Tampoco eso de vivir en colmenas levantadas a tantos metros del suelo es una solución muy humana que digamos. Creo no equivocarme si digo que a la inmensa mayoría nos gusta pisar tierra firme.
No obstante, mi teoría es que todos estos motivos esconden uno todavía más importante que habita en el subconsciente de las personas y que, de tan oculto, la mayoría de las veces no llega a verbalizarse: en el campo las personas no se tratan como desconocidos.

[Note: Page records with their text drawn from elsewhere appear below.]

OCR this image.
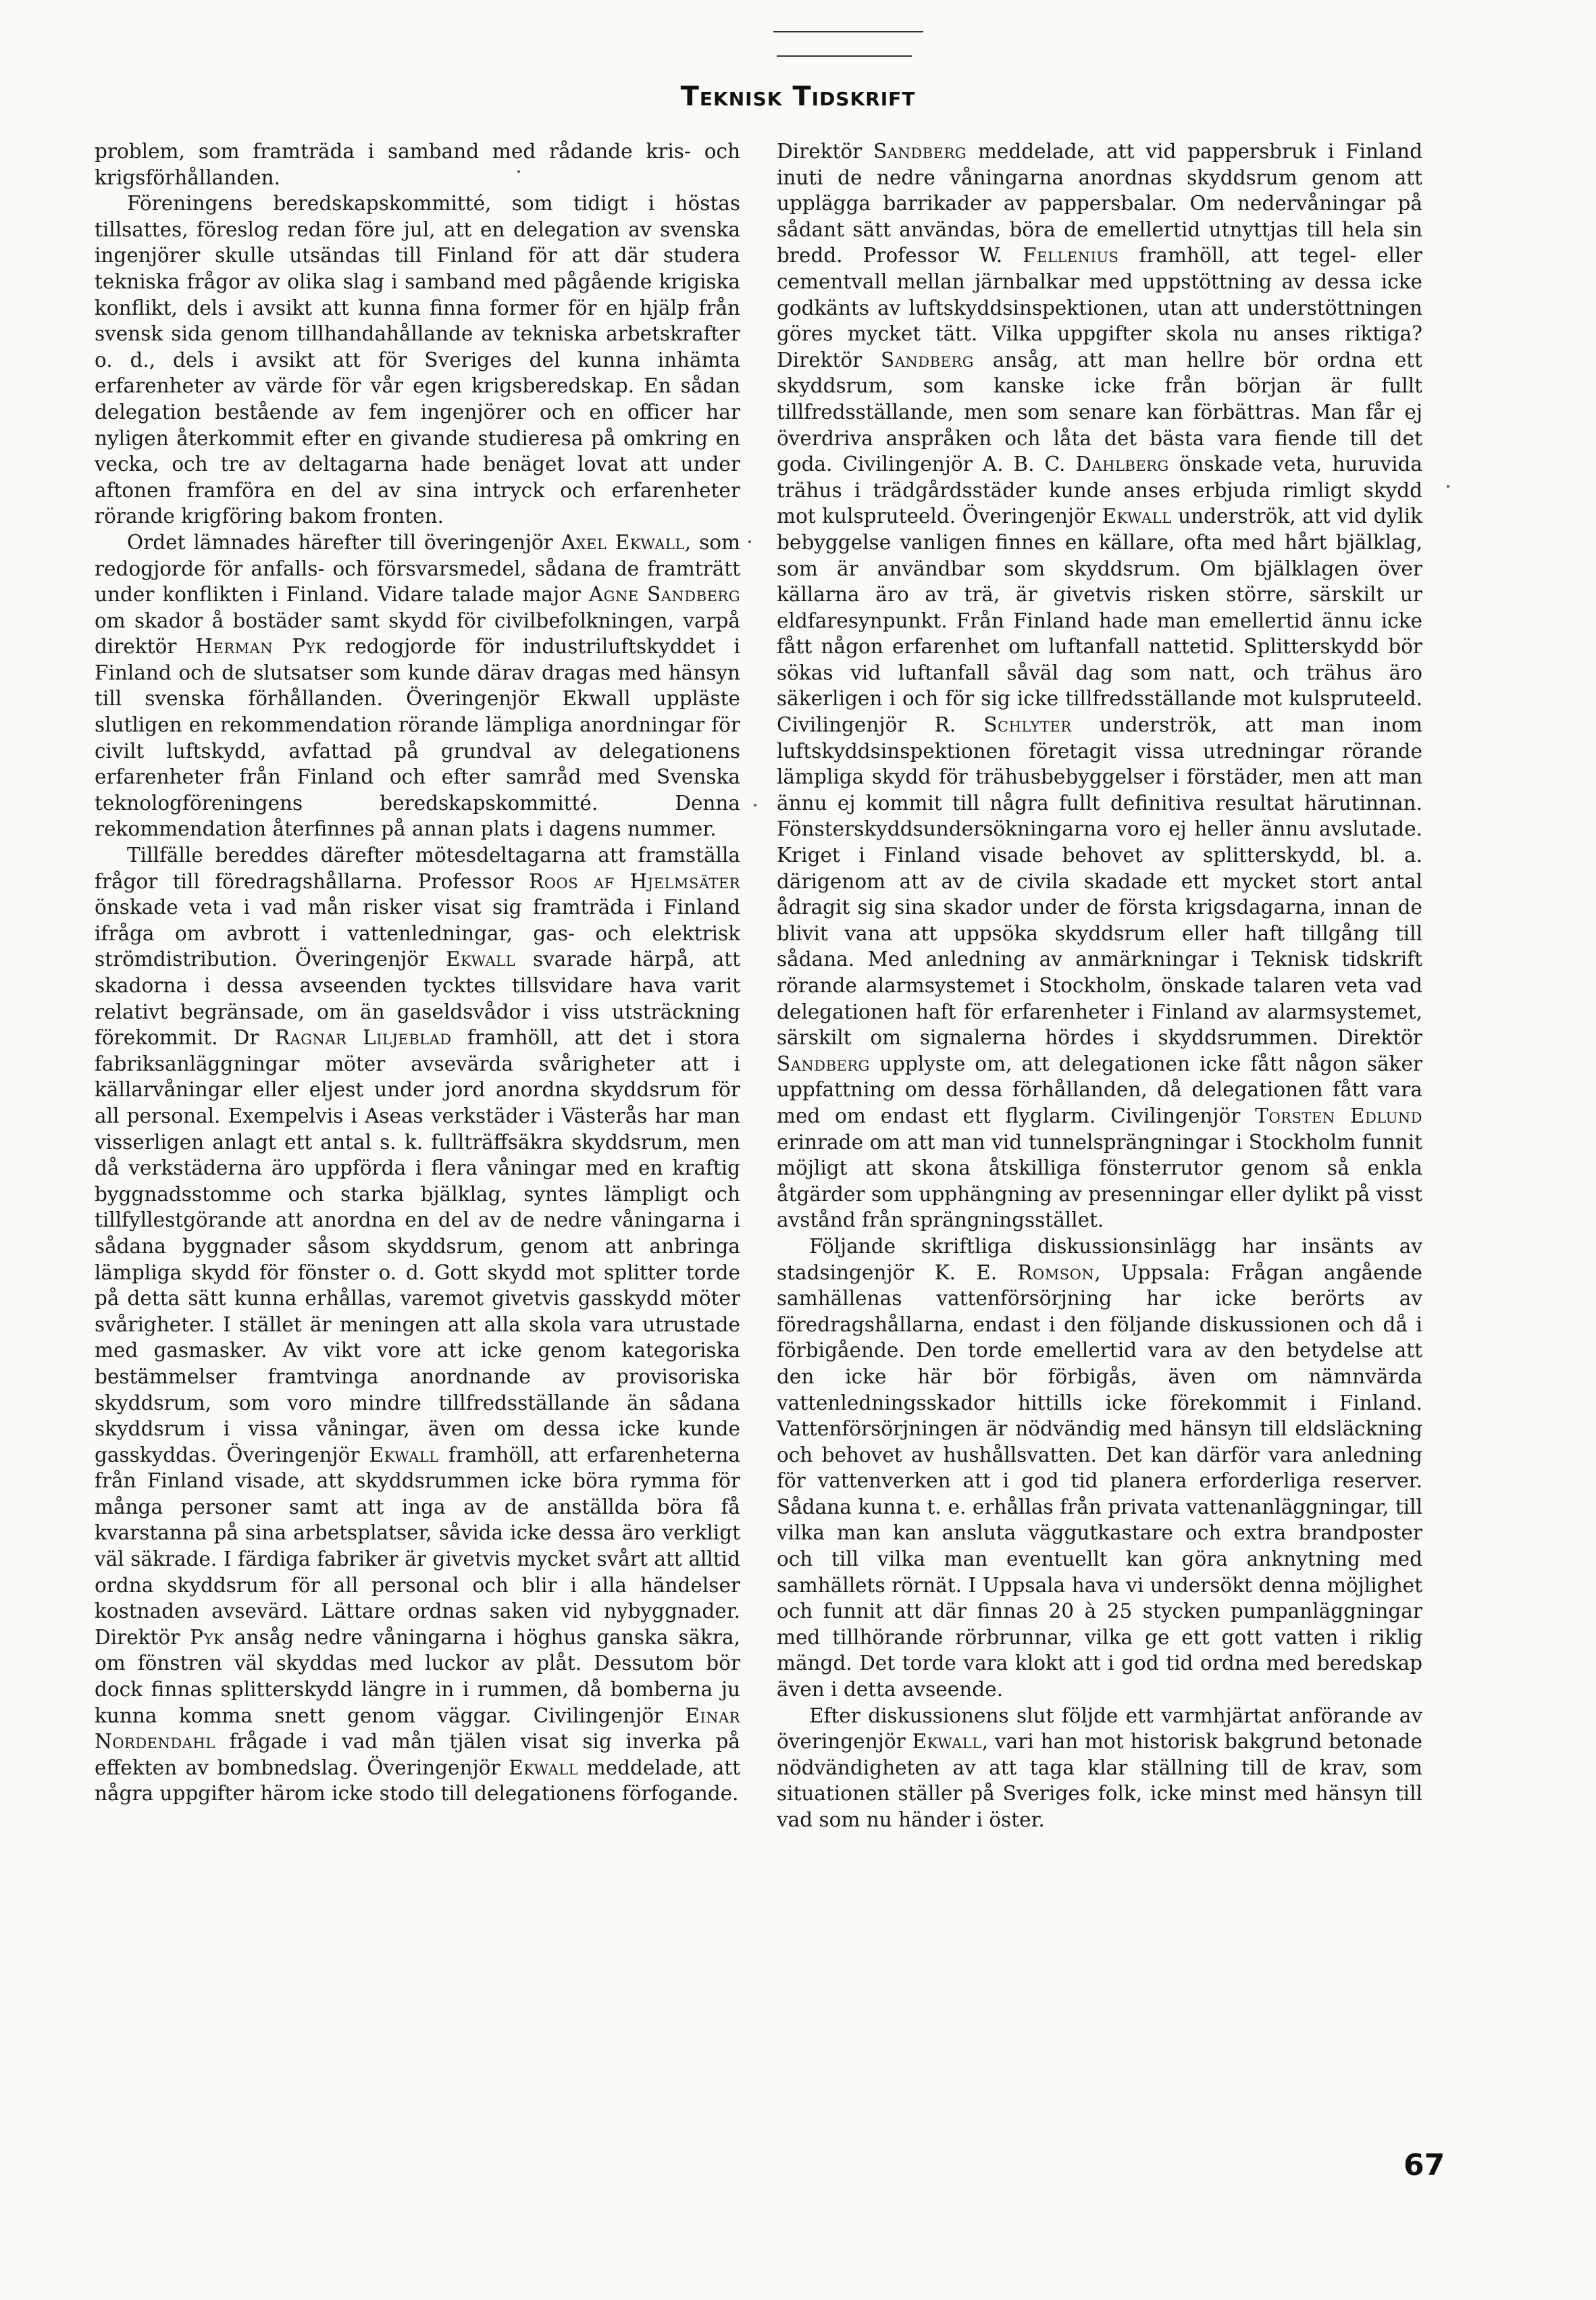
Teknisk Tidskrift

problem, som framträda i samband med rådande kris- och krigsförhållanden.

Föreningens beredskapskommitté, som tidigt i höstas tillsattes, föreslog redan före jul, att en delegation av svenska ingenjörer skulle utsändas till Finland för att där studera tekniska frågor av olika slag i samband med pågående krigiska konflikt, dels i avsikt att kunna finna former för en hjälp från svensk sida genom tillhandahållande av tekniska arbetskrafter o. d., dels i avsikt att för Sveriges del kunna inhämta erfarenheter av värde för vår egen krigsberedskap. En sådan delegation bestående av fem ingenjörer och en officer har nyligen återkommit efter en givande studieresa på omkring en vecka, och tre av deltagarna hade benäget lovat att under aftonen framföra en del av sina intryck och erfarenheter rörande krigföring bakom fronten.

Ordet lämnades härefter till överingenjör Axel Ekwall, som redogjorde för anfalls- och försvarsmedel, sådana de framträtt under konflikten i Finland. Vidare talade major Agne Sandberg om skador å bostäder samt skydd för civilbefolkningen, varpå direktör Herman Pyk redogjorde för industriluftskyddet i Finland och de slutsatser som kunde därav dragas med hänsyn till svenska förhållanden. Överingenjör Ekwall uppläste slutligen en rekommendation rörande lämpliga anordningar för civilt luftskydd, avfattad på grundval av delegationens erfarenheter från Finland och efter samråd med Svenska teknologföreningens beredskapskommitté. Denna rekommendation återfinnes på annan plats i dagens nummer.

Tillfälle bereddes därefter mötesdeltagarna att framställa frågor till föredragshållarna. Professor Roos af Hjelmsäter önskade veta i vad mån risker visat sig framträda i Finland ifråga om avbrott i vattenledningar, gas- och elektrisk strömdistribution. Överingenjör Ekwall svarade härpå, att skadorna i dessa avseenden tycktes tillsvidare hava varit relativt begränsade, om än gaseldsvådor i viss utsträckning förekommit. Dr Ragnar Liljeblad framhöll, att det i stora fabriksanläggningar möter avsevärda svårigheter att i källarvåningar eller eljest under jord anordna skyddsrum för all personal. Exempelvis i Aseas verkstäder i Västerås har man visserligen anlagt ett antal s. k. fullträffsäkra skyddsrum, men då verkstäderna äro uppförda i flera våningar med en kraftig byggnadsstomme och starka bjälklag, syntes lämpligt och tillfyllestgörande att anordna en del av de nedre våningarna i sådana byggnader såsom skyddsrum, genom att anbringa lämpliga skydd för fönster o. d. Gott skydd mot splitter torde på detta sätt kunna erhållas, varemot givetvis gasskydd möter svårigheter. I stället är meningen att alla skola vara utrustade med gasmasker. Av vikt vore att icke genom kategoriska bestämmelser framtvinga anordnande av provisoriska skyddsrum, som voro mindre tillfredsställande än sådana skyddsrum i vissa våningar, även om dessa icke kunde gasskyddas. Överingenjör Ekwall framhöll, att erfarenheterna från Finland visade, att skyddsrummen icke böra rymma för många personer samt att inga av de anställda böra få kvarstanna på sina arbetsplatser, såvida icke dessa äro verkligt väl säkrade. I färdiga fabriker är givetvis mycket svårt att alltid ordna skyddsrum för all personal och blir i alla händelser kostnaden avsevärd. Lättare ordnas saken vid nybyggnader. Direktör Pyk ansåg nedre våningarna i höghus ganska säkra, om fönstren väl skyddas med luckor av plåt. Dessutom bör dock finnas splitterskydd längre in i rummen, då bomberna ju kunna komma snett genom väggar. Civilingenjör Einar Nordendahl frågade i vad mån tjälen visat sig inverka på effekten av bombnedslag. Överingenjör Ekwall meddelade, att några uppgifter härom icke stodo till delegationens förfogande.

Direktör Sandberg meddelade, att vid pappersbruk i Finland inuti de nedre våningarna anordnas skyddsrum genom att upplägga barrikader av pappersbalar. Om nedervåningar på sådant sätt användas, böra de emellertid utnyttjas till hela sin bredd. Professor W. Fellenius framhöll, att tegel- eller cementvall mellan järnbalkar med uppstöttning av dessa icke godkänts av luftskyddsinspektionen, utan att understöttningen göres mycket tätt. Vilka uppgifter skola nu anses riktiga? Direktör Sandberg ansåg, att man hellre bör ordna ett skyddsrum, som kanske icke från början är fullt tillfredsställande, men som senare kan förbättras. Man får ej överdriva anspråken och låta det bästa vara fiende till det goda. Civilingenjör A. B. C. Dahlberg önskade veta, huruvida trähus i trädgårdsstäder kunde anses erbjuda rimligt skydd mot kulspruteeld. Överingenjör Ekwall underströk, att vid dylik bebyggelse vanligen finnes en källare, ofta med hårt bjälklag, som är användbar som skyddsrum. Om bjälklagen över källarna äro av trä, är givetvis risken större, särskilt ur eldfaresynpunkt. Från Finland hade man emellertid ännu icke fått någon erfarenhet om luftanfall nattetid. Splitterskydd bör sökas vid luftanfall såväl dag som natt, och trähus äro säkerligen i och för sig icke tillfredsställande mot kulspruteeld. Civilingenjör R. Schlyter underströk, att man inom luftskyddsinspektionen företagit vissa utredningar rörande lämpliga skydd för trähusbebyggelser i förstäder, men att man ännu ej kommit till några fullt definitiva resultat härutinnan. Fönsterskyddsundersökningarna voro ej heller ännu avslutade. Kriget i Finland visade behovet av splitterskydd, bl. a. därigenom att av de civila skadade ett mycket stort antal ådragit sig sina skador under de första krigsdagarna, innan de blivit vana att uppsöka skyddsrum eller haft tillgång till sådana. Med anledning av anmärkningar i Teknisk tidskrift rörande alarmsystemet i Stockholm, önskade talaren veta vad delegationen haft för erfarenheter i Finland av alarmsystemet, särskilt om signalerna hördes i skyddsrummen. Direktör Sandberg upplyste om, att delegationen icke fått någon säker uppfattning om dessa förhållanden, då delegationen fått vara med om endast ett flyglarm. Civilingenjör Torsten Edlund erinrade om att man vid tunnelsprängningar i Stockholm funnit möjligt att skona åtskilliga fönsterrutor genom så enkla åtgärder som upphängning av presenningar eller dylikt på visst avstånd från sprängningsstället.

Följande skriftliga diskussionsinlägg har insänts av stadsingenjör K. E. Romson, Uppsala: Frågan angående samhällenas vattenförsörjning har icke berörts av föredragshållarna, endast i den följande diskussionen och då i förbigående. Den torde emellertid vara av den betydelse att den icke här bör förbigås, även om nämnvärda vattenledningsskador hittills icke förekommit i Finland. Vattenförsörjningen är nödvändig med hänsyn till eldsläckning och behovet av hushållsvatten. Det kan därför vara anledning för vattenverken att i god tid planera erforderliga reserver. Sådana kunna t. e. erhållas från privata vattenanläggningar, till vilka man kan ansluta väggutkastare och extra brandposter och till vilka man eventuellt kan göra anknytning med samhällets rörnät. I Uppsala hava vi undersökt denna möjlighet och funnit att där finnas 20 à 25 stycken pumpanläggningar med tillhörande rörbrunnar, vilka ge ett gott vatten i riklig mängd. Det torde vara klokt att i god tid ordna med beredskap även i detta avseende.

Efter diskussionens slut följde ett varmhjärtat anförande av överingenjör Ekwall, vari han mot historisk bakgrund betonade nödvändigheten av att taga klar ställning till de krav, som situationen ställer på Sveriges folk, icke minst med hänsyn till vad som nu händer i öster.

67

Uno saluda a la gente que se cruza por la calle, tenga trato con ella o no. Conoce el nombre del carnicero y el problema que ha tenido su hijo en la gran ciudad. Sabe cuál es la comida favorita de Juan, vecino suyo, aunque nunca hayan compartido mesa y mantel. Sufre con la enfermedad de María, la hija de Mercedes, y así con todos.
En los núcleos pequeños se conoce la historia de las personas con quienes se convive, cómo eran sus padres, si eran amigos o si vivieron alguna aventura en su juventud. Aun cuando faltan, es difícil borrar el recuerdo de los mayores. Es como si todavía anduvieran por la calle escondidos en el cuerpo de sus hijos.

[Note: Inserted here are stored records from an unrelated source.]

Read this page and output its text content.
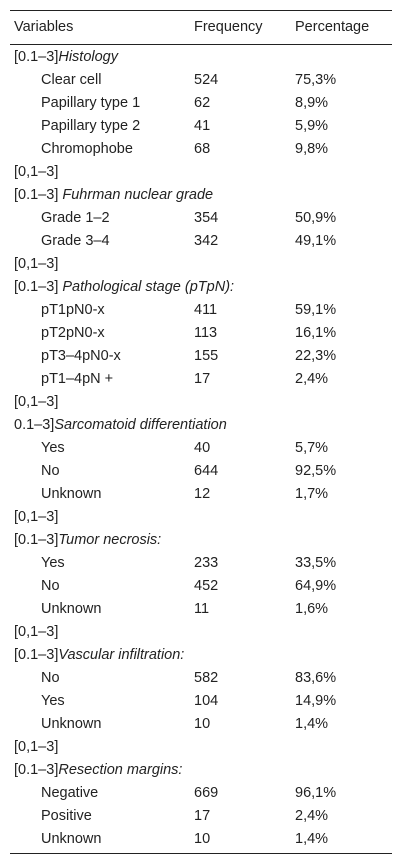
Variables	Frequency Percentage
[0.1–3]Histology
Clear cell	524	75,3%
Papillary type 1	62	8,9%
Papillary type 2	41	5,9%
Chromophobe	68	9,8%
[0,1–3]
[0.1–3] Fuhrman nuclear grade
Grade 1–2	354	50,9%
Grade 3–4	342	49,1%
[0,1–3]
[0.1–3] Pathological stage (pTpN):
pT1pN0-x	411	59,1%
pT2pN0-x	113	16,1%
pT3–4pN0-x	155	22,3%
pT1–4pN +	17	2,4%
[0,1–3]
0.1–3]Sarcomatoid differentiation
Yes	40	5,7%
No	644	92,5%
Unknown	12	1,7%
[0,1–3]
[0.1–3]Tumor necrosis:
Yes	233	33,5%
No	452	64,9%
Unknown	11	1,6%
[0,1–3]
[0.1–3]Vascular infiltration:
No	582	83,6%
Yes	104	14,9%
Unknown	10	1,4%
[0,1–3]
[0.1–3]Resection margins:
Negative	669	96,1%
Positive	17	2,4%
Unknown	10	1,4%
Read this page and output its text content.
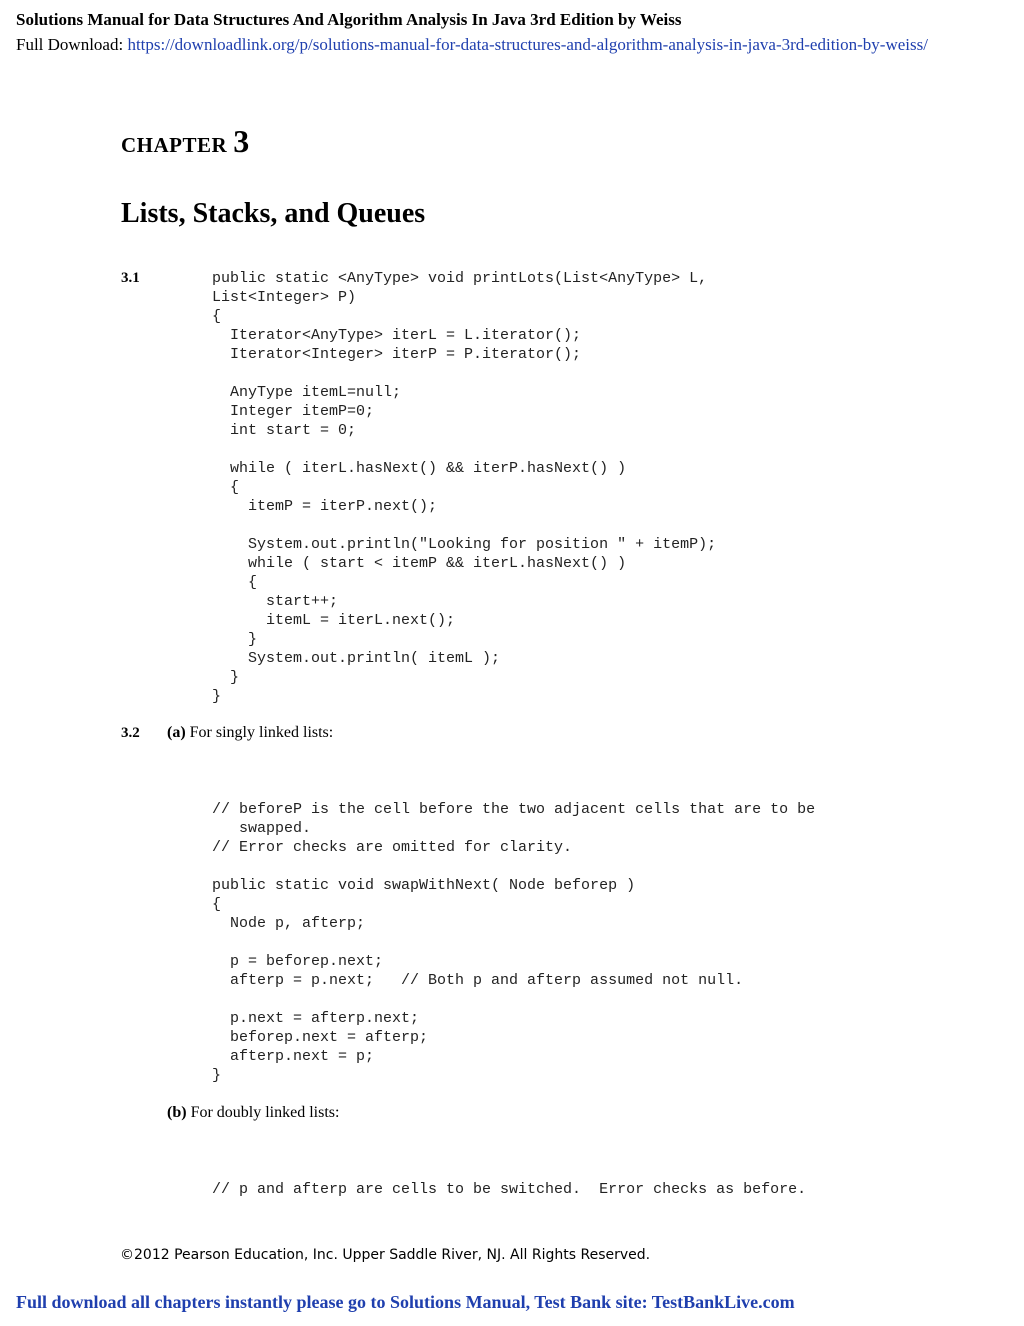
Solutions Manual for Data Structures And Algorithm Analysis In Java 3rd Edition by Weiss
Full Download: https://downloadlink.org/p/solutions-manual-for-data-structures-and-algorithm-analysis-in-java-3rd-edition-by-weiss/
CHAPTER 3
Lists, Stacks, and Queues
3.1	public static <AnyType> void printLots(List<AnyType> L,
List<Integer> P)
{
Iterator<AnyType> iterL = L.iterator();
Iterator<Integer> iterP = P.iterator();

AnyType itemL=null;
Integer itemP=0;
int start = 0;

while ( iterL.hasNext() && iterP.hasNext() )
{
itemP = iterP.next();

System.out.println("Looking for position " + itemP);
while ( start < itemP && iterL.hasNext() )
{
start++;
itemL = iterL.next();
}
System.out.println( itemL );
}
}
3.2 (a) For singly linked lists:
// beforeP is the cell before the two adjacent cells that are to be
swapped.
// Error checks are omitted for clarity.

public static void swapWithNext( Node beforep )
{
Node p, afterp;

p = beforep.next;
afterp = p.next;   // Both p and afterp assumed not null.

p.next = afterp.next;
beforep.next = afterp;
afterp.next = p;
}
(b) For doubly linked lists:
// p and afterp are cells to be switched.  Error checks as before.
©2012 Pearson Education, Inc. Upper Saddle River, NJ. All Rights Reserved.
Full download all chapters instantly please go to Solutions Manual, Test Bank site: TestBankLive.com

Esa es, a mi entender, la razón de peso para querer huir del «mundanal ruido», en feliz y lograda expresión de Fray Luis de León. Anhelamos un trato que se ajuste más a nuestra naturaleza. Nos encantaría que nos trataran como conocidos, que el vecino no sólo nos reconociera, sino que nos conociera, y que la dependienta de la tienda de comestibles nos llamara por nuestro nombre y se acordara de nuestras preferencias. Tenemos nostalgia (¡bendita nostalgia!) de cuando la gente se trataba con cariño en la plaza. Y digo nostalgia porque, aunque no en nuestras propias carnes, lo hemos vivido cuando hemos crecido contemplando y admirando a nuestros abuelos.
Con qué cordialidad trataban a los tenderos, con qué respeto a los desconocidos, con qué cariño a los vecinos. Y con qué amor les devolvían el trato tenderos, desconocidos y vecinos.
Y para eso, no hace falta dejar la ciudad. Si bien es cierto que lejos de ella todo ayuda a que el trato sea más cordial, es justo decir que podemos y debemos empezar a ponerlo en práctica en la ciudad. No vaya a ser que decidamos irnos de golpe todos al campo y lo acabemos convirtiendo en un lugar frío, inhóspito, lleno de desconocidos y sin ningún trato con el prójimo. Eso ya lo tenemos en la ciudad.